Selon la CJUE, le juge du fond doit notamment vérifier si le terme « réservation » est, selon la langue utilisée, tant dans le langage courant que dans l’esprit du consommateur moyen, normalement informé et raisonnablement attentif et avisé, nécessairement et systématiquement associé à la naissance d’une obligation de paiement. Dans la négative, force serait de constater le caractère ambigu de l’expression « finaliser la réservation », de sorte que cette expression ne pourrait pas être considérée comme étant une formule analogue à la mention « commande avec obligation de paiement », visée à l’article 8, paragraphe 2, second alinéa, de la directive 2011/83.

De façon plus générale, il est important de veiller à ce que, dans le cas des contrats à distance conclus par l’intermédiaire de sites internet, le consommateur soit en mesure de lire et de comprendre pleinement les principaux éléments du contrat avant de passer sa commande.
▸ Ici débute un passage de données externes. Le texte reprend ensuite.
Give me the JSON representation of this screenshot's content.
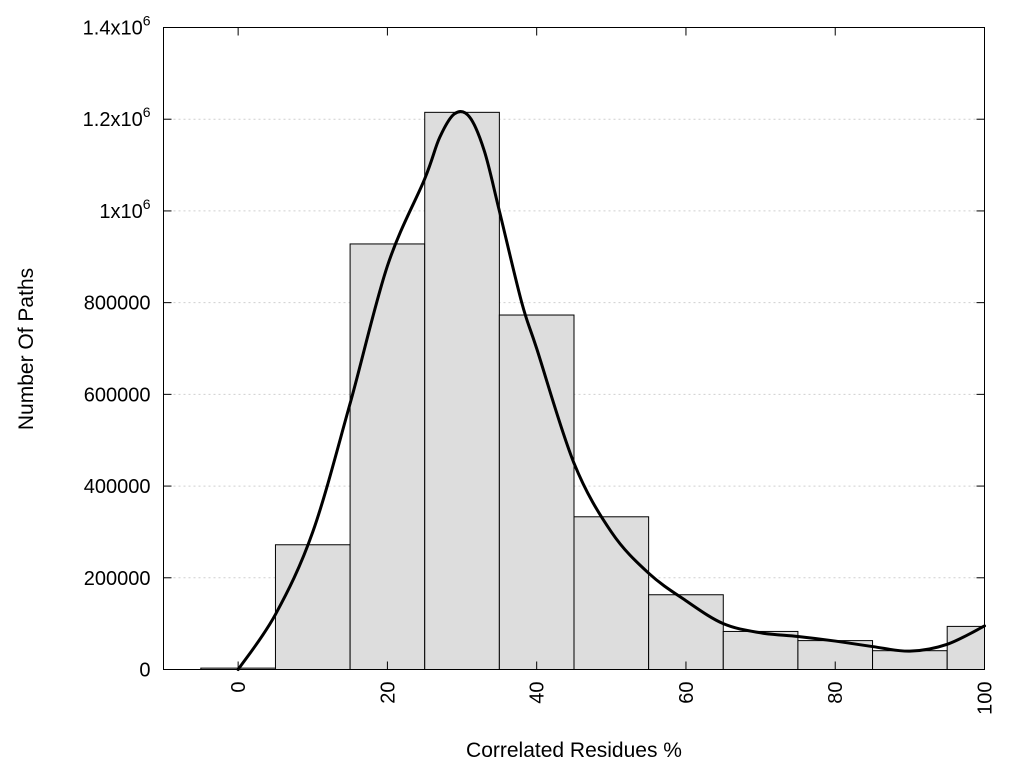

À cette fin, il convient de prendre en compte les éléments à afficher à proximité de la confirmation requise pour passer la commande. Il est également important de veiller à ce que, dans de telles situations, le consommateur soit en mesure de déterminer le moment où il contracte l’obligation de payer le professionnel. Dès lors, il convient d’attirer spécialement l’attention du consommateur, au moyen d’une formulation dénuée d’ambiguïté, sur le fait que passer commande entraîne l’obligation de payer le professionnel. 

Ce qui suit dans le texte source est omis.